From 19.40 Swiss francs, £20.09, $24.99
Last month I found myself in New York reading Cork Dork, that ripper of a read so enthusiastically reviewed by Tam recently. The protagonist spends time working in New York’s awesome Terroir wine bar and I made it my business to spend some of my own time sitting at the same bar, eating and drinking whatever came my way and reading the hugely entertaining wine list cover to cover like a book. My discovery wine was Viñátigo’s Vijariego Blanco from the Ycoden-Daute-Isora appellation in the north of the island of Tenerife, in Spain’s Canary Islands.

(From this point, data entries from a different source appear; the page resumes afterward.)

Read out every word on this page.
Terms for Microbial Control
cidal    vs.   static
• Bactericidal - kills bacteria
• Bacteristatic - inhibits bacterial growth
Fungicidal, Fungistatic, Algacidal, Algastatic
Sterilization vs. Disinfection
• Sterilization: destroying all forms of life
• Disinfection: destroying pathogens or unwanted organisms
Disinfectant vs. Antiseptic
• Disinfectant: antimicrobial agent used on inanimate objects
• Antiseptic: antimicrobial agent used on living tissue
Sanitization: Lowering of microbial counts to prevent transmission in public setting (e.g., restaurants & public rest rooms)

Before you wince at the thought of wine produced on an island best known (in the UK, anyway) for cheap package holidays, think of the Canary Islands as you might Greece or Portugal; undergoing a vinous renaissance, thanks to both significant local and EU investment and the current (literal) thirst for unknown, indigenous grape varieties that have lain quietly dormant for decades while Chardonnay & Co took over the world.
The comparison doesn’t end there. My immediate impression of the Vijariego Blanco was ‘it’s a less lemony Assyrtiko’. It had the same bracing acidity as the Greek variety and was similarly zesty, tangy and saline. It actually tastes as though it were grown by the sea. Like Assyrtiko, Vijariego Blanco retains acidity despite sky-high temperatures, without developing sky-high alcohol (although this wine is still 13.5%). It was deliciously rich in flavour and exceedingly thirst-quenching. In a word, yum.
The vineyards lie at varying elevations on sloping volcanic soils, low in fertility and well-draining – perfect for viticulture. Grapes are hand-picked and re-sorted at the gravity-fed winery that is naturally cooled by its stone walls. Winemaking is cool and reductive – apparently so reductive that no added sulphur is required for the prevention of oxidation – ‘natural’ wine lovers take note. The wine is fermented in French oak for six months, with some lees stirring, then spends a few months in stainless-steel tanks before settling and bottling.
On the label, the rungs of the ladder represent the terraced vineyards that ascend the slopes of Tenerife’s Teide volcano towards el mar de nube, the Magic-Faraway-Tree-esque sea of clouds that float in from the Azores and sit atop the Teide, keeping the south of the island so much drier than the north.
The great vine killer phylloxera – which wiped out so many of the vines of Europe in the 19th century, forcing a replanting of whatever was most popular or economic at the time – never hit the Canary Islands, presumably due to both its isolation and the phylloxera-unfriendly volcanic soils. As such, the islands are a veritable gold mine of old vines of ancient, unique grape varieties.
Viñátigo’s passionate and pioneering director Juan Jesús Méndez Siverio – also known as ‘Dr Grape’ – has been working tirelessly since the mid 1990s to identify and revive production of these ancient grape varieties of Tenerife. In collaboration with a number of universities and research institutes too lengthy to list, he has thus far identified 82 (!) grape varieties and how best to grow and vinify each. Many of these long-forgotten varieties have since been planted at Viñátigo and produce varietal wines such as this Vijariego Blanco.
Wine-Searcher lists UK stockists Noel Young Wines, Great Wines Direct and Corking Wines, USA retailer Dion’s Fine Wines, and others in mainland Europe. The wine is imported into Germany by 5515 Genussraum, into the USA by David Bowler Wine, into the UK by Hallgarten and into Belgium by La Buena Vida. The producer tells me it is widely available in Spain (although Wine-Searcher doesn’t say so) and Spaniards can also buy (minimum order six bottles) direct from the Viñátigo website, which is the cheapest option (€102.22 per six bottles, including delivery) but they have already moved on to the brand-new 2017 vintage, which I haven't yet tasted.